Colab’s works feel vibrant and alive in Printed Matter’s anti-establishment bookstore
The show feels vibrant and alive in Printed Matter’s zine and art book filled, anti-establishment bookstore. I can imagine hating a hypothetical, ultra-curated version of this show, expensively matted and displayed at the New Museum. Fortunately that won’t happen, and Printed Matter’s Max Schumann has given the topic a fitting treatment.

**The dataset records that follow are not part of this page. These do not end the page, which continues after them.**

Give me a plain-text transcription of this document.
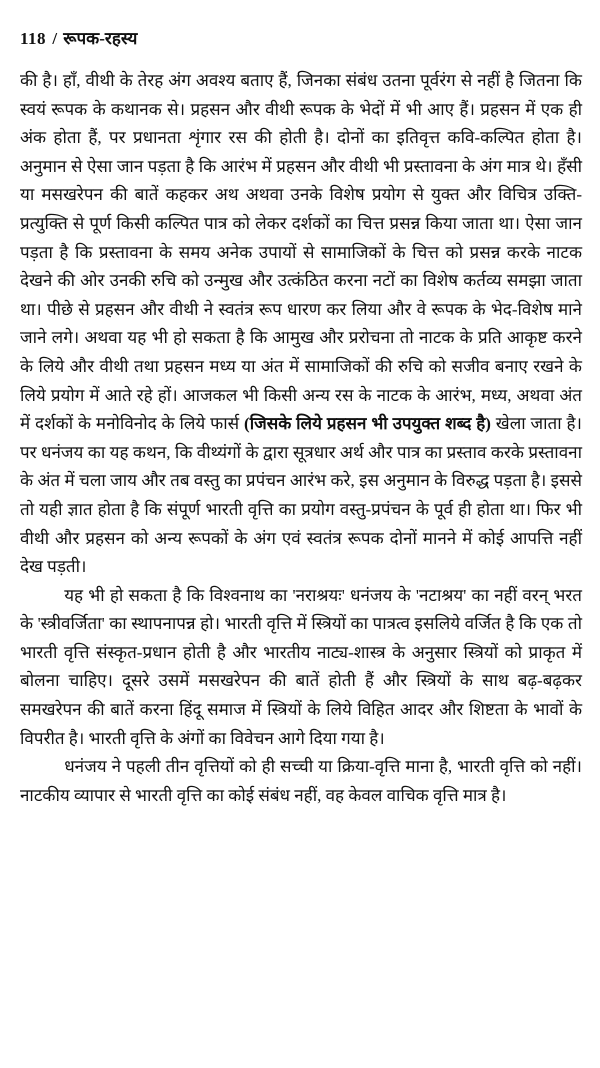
118 / रूपक-रहस्य

की है। हाँ, वीथी के तेरह अंग अवश्य बताए हैं, जिनका संबंध उतना पूर्वरंग से नहीं है जितना कि स्वयं रूपक के कथानक से। प्रहसन और वीथी रूपक के भेदों में भी आए हैं। प्रहसन में एक ही अंक होता हैं, पर प्रधानता शृंगार रस की होती है। दोनों का इतिवृत्त कवि-कल्पित होता है। अनुमान से ऐसा जान पड़ता है कि आरंभ में प्रहसन और वीथी भी प्रस्तावना के अंग मात्र थे। हँसी या मसखरेपन की बातें कहकर अथ अथवा उनके विशेष प्रयोग से युक्त और विचित्र उक्ति-प्रत्युक्ति से पूर्ण किसी कल्पित पात्र को लेकर दर्शकों का चित्त प्रसन्न किया जाता था। ऐसा जान पड़ता है कि प्रस्तावना के समय अनेक उपायों से सामाजिकों के चित्त को प्रसन्न करके नाटक देखने की ओर उनकी रुचि को उन्मुख और उत्कंठित करना नटों का विशेष कर्तव्य समझा जाता था। पीछे से प्रहसन और वीथी ने स्वतंत्र रूप धारण कर लिया और वे रूपक के भेद-विशेष माने जाने लगे। अथवा यह भी हो सकता है कि आमुख और प्ररोचना तो नाटक के प्रति आकृष्ट करने के लिये और वीथी तथा प्रहसन मध्य या अंत में सामाजिकों की रुचि को सजीव बनाए रखने के लिये प्रयोग में आते रहे हों। आजकल भी किसी अन्य रस के नाटक के आरंभ, मध्य, अथवा अंत में दर्शकों के मनोविनोद के लिये फार्स (जिसके लिये प्रहसन भी उपयुक्त शब्द है) खेला जाता है। पर धनंजय का यह कथन, कि वीथ्यंगों के द्वारा सूत्रधार अर्थ और पात्र का प्रस्ताव करके प्रस्तावना के अंत में चला जाय और तब वस्तु का प्रपंचन आरंभ करे, इस अनुमान के विरुद्ध पड़ता है। इससे तो यही ज्ञात होता है कि संपूर्ण भारती वृत्ति का प्रयोग वस्तु-प्रपंचन के पूर्व ही होता था। फिर भी वीथी और प्रहसन को अन्य रूपकों के अंग एवं स्वतंत्र रूपक दोनों मानने में कोई आपत्ति नहीं देख पड़ती।

यह भी हो सकता है कि विश्वनाथ का 'नराश्रयः' धनंजय के 'नटाश्रय' का नहीं वरन् भरत के 'स्त्रीवर्जिता' का स्थापनापन्न हो। भारती वृत्ति में स्त्रियों का पात्रत्व इसलिये वर्जित है कि एक तो भारती वृत्ति संस्कृत-प्रधान होती है और भारतीय नाट्य-शास्त्र के अनुसार स्त्रियों को प्राकृत में बोलना चाहिए। दूसरे उसमें मसखरेपन की बातें होती हैं और स्त्रियों के साथ बढ़-बढ़कर समखरेपन की बातें करना हिंदू समाज में स्त्रियों के लिये विहित आदर और शिष्टता के भावों के विपरीत है। भारती वृत्ति के अंगों का विवेचन आगे दिया गया है।

धनंजय ने पहली तीन वृत्तियों को ही सच्ची या क्रिया-वृत्ति माना है, भारती वृत्ति को नहीं। नाटकीय व्यापार से भारती वृत्ति का कोई संबंध नहीं, वह केवल वाचिक वृत्ति मात्र है।
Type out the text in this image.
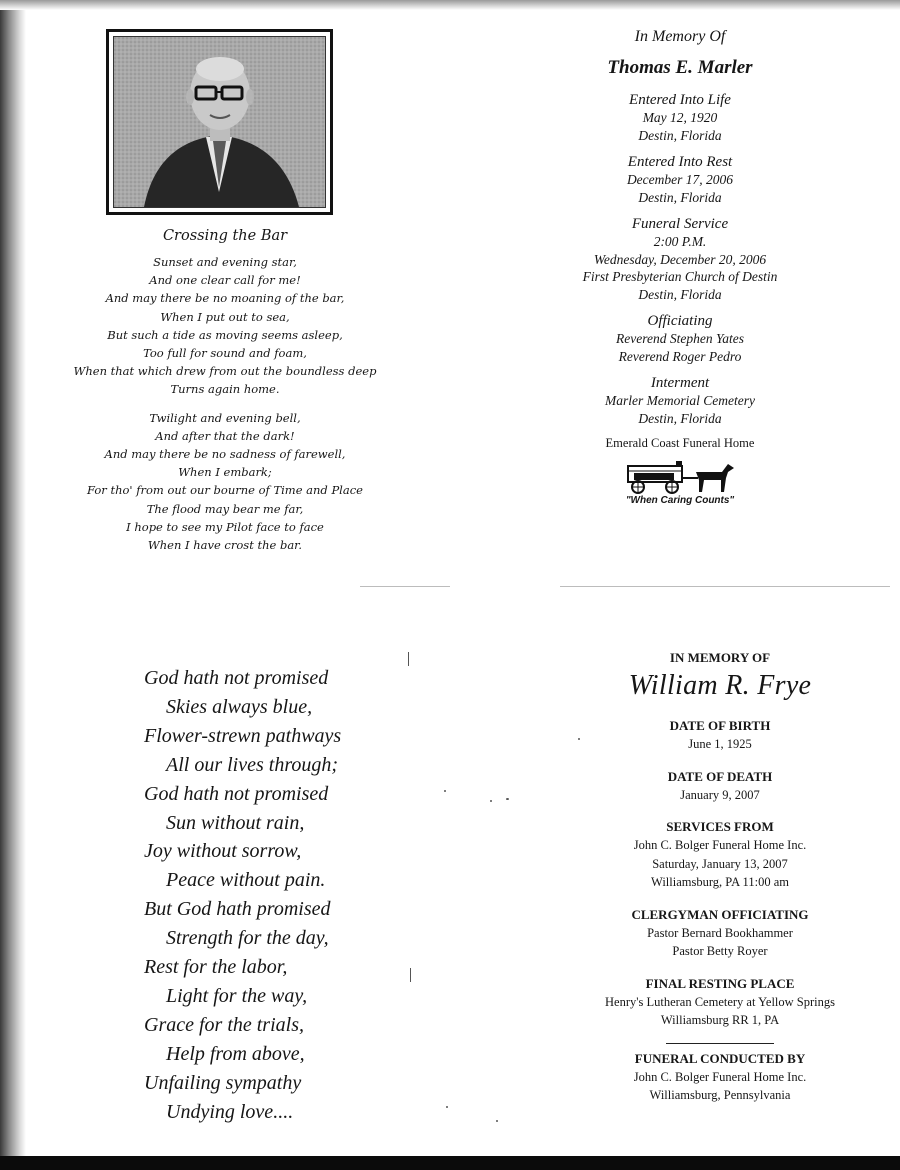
Crossing the Bar
Sunset and evening star,
And one clear call for me!
And may there be no moaning of the bar,
When I put out to sea,
But such a tide as moving seems asleep,
Too full for sound and foam,
When that which drew from out the boundless deep
Turns again home.
Twilight and evening bell,
And after that the dark!
And may there be no sadness of farewell,
When I embark;
For tho' from out our bourne of Time and Place
The flood may bear me far,
I hope to see my Pilot face to face
When I have crost the bar.
In Memory Of
Thomas E. Marler
Entered Into Life
May 12, 1920
Destin, Florida
Entered Into Rest
December 17, 2006
Destin, Florida
Funeral Service
2:00 P.M.
Wednesday, December 20, 2006
First Presbyterian Church of Destin
Destin, Florida
Officiating
Reverend Stephen Yates
Reverend Roger Pedro
Interment
Marler Memorial Cemetery
Destin, Florida
Emerald Coast Funeral Home
"When Caring Counts"
God hath not promised
Skies always blue,
Flower-strewn pathways
All our lives through;
God hath not promised
Sun without rain,
Joy without sorrow,
Peace without pain.
But God hath promised
Strength for the day,
Rest for the labor,
Light for the way,
Grace for the trials,
Help from above,
Unfailing sympathy
Undying love....
IN MEMORY OF
William R. Frye
DATE OF BIRTH
June 1, 1925
DATE OF DEATH
January 9, 2007
SERVICES FROM
John C. Bolger Funeral Home Inc.
Saturday, January 13, 2007
Williamsburg, PA 11:00 am
CLERGYMAN OFFICIATING
Pastor Bernard Bookhammer
Pastor Betty Royer
FINAL RESTING PLACE
Henry's Lutheran Cemetery at Yellow Springs
Williamsburg RR 1, PA
FUNERAL CONDUCTED BY
John C. Bolger Funeral Home Inc.
Williamsburg, Pennsylvania
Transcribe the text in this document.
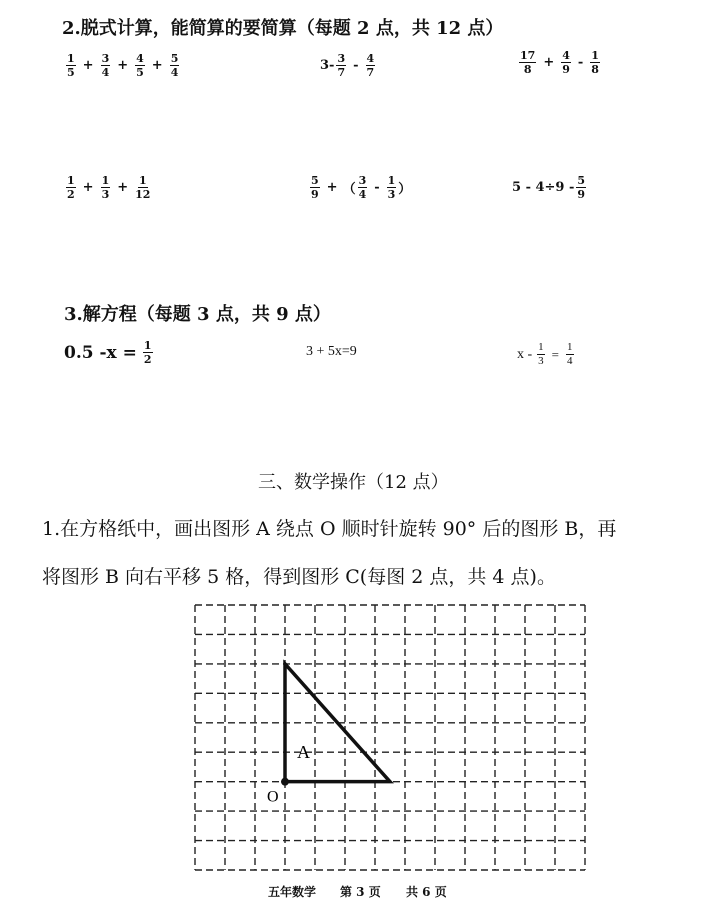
2.脱式计算，能简算的要简算（每题 2 点，共 12 点）
$\frac{1}{5} + \frac{3}{4} + \frac{4}{5} + \frac{5}{4}$	$3- \frac{3}{7} - \frac{4}{7}$	$\frac{17}{8} + \frac{4}{9} - \frac{1}{8}$
$\frac{1}{2} + \frac{1}{3} + \frac{1}{12}$	$\frac{5}{9}$ + （ $\frac{3}{4} - \frac{1}{3}$ ）	$5 - 4\div 9 - \frac{5}{9}$
3.解方程（每题 3 点，共 9 点）
0.5 $-x = \frac{1}{2}$	3 + 5x=9	$x - \frac{1}{3} = \frac{1}{4}$
三、数学操作（12 点）
1.在方格纸中，画出图形 A 绕点 O 顺时针旋转 90° 后的图形 B，再
将图形 B 向右平移 5 格，得到图形 C(每图 2 点，共 4 点)。
A
O
五年数学 第 3 页 共 6 页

In following with Colab’s ethos, the exhibition includes a roster of artist statements collected for the show. The resulting voices feel raucous, revolutionary and highly appropriate considering the subject at hand. There is a general sense of accomplishment but also of work yet to be done. On the subject sculptor Tom Otterness writes, “Out of the art world & on to the streets.” With a prevailing sense of bitterness and anger Joe Lewis posits that, “ … beneath the veneer of self-empowerment and cultural rejection i.e. the gallery system — quickly picked off those they believed could draw a profit — isn’t that what’s it all about?” Judy Rifka remarks, “Colab. Art that goes to the core, peeling away the legitimacy of a hegemony that had taken hold of its exhibition and definition.”
These voices echo in a space designed for argument and debate. As an organization that has overlapped with and participated in Colab projects, Printed Matter is an example of the alternative style spaces left over from this time period. In his press release Schumann suggests:
“As the historical connections of our present predicaments to that period become ever more clear, the directness and urgency of Colab’s many voices, the DIY ethics of necessity, and the carnival like spirit of resistance and play stand as a model (or maybe better, an anti-model) for the political and cultural struggles of today.”
I completely agree. Occupy Museums should take note of this example. Sometimes there is a point where you have to stop complaining and instead just buckle down and do it yourself.
A Show about Colab and Related Activities opened on October 15 and will be on view until November 30 at Printed Matter (195 Tenth Avenue, Chelsea, Manhattan).
Actually, Colab was supposed to have a show in the New Museum in the early 80’s with 2 other spaces (including Fashion Moda which was loosely affiliated with Colab) but Colab pulled out because they felt it wouldn’t benefit them as much as the New Museum to do it.
That being said, I do feel Colab, Fashion Moda, Group Material and others deserve a bigger exhibition at some point.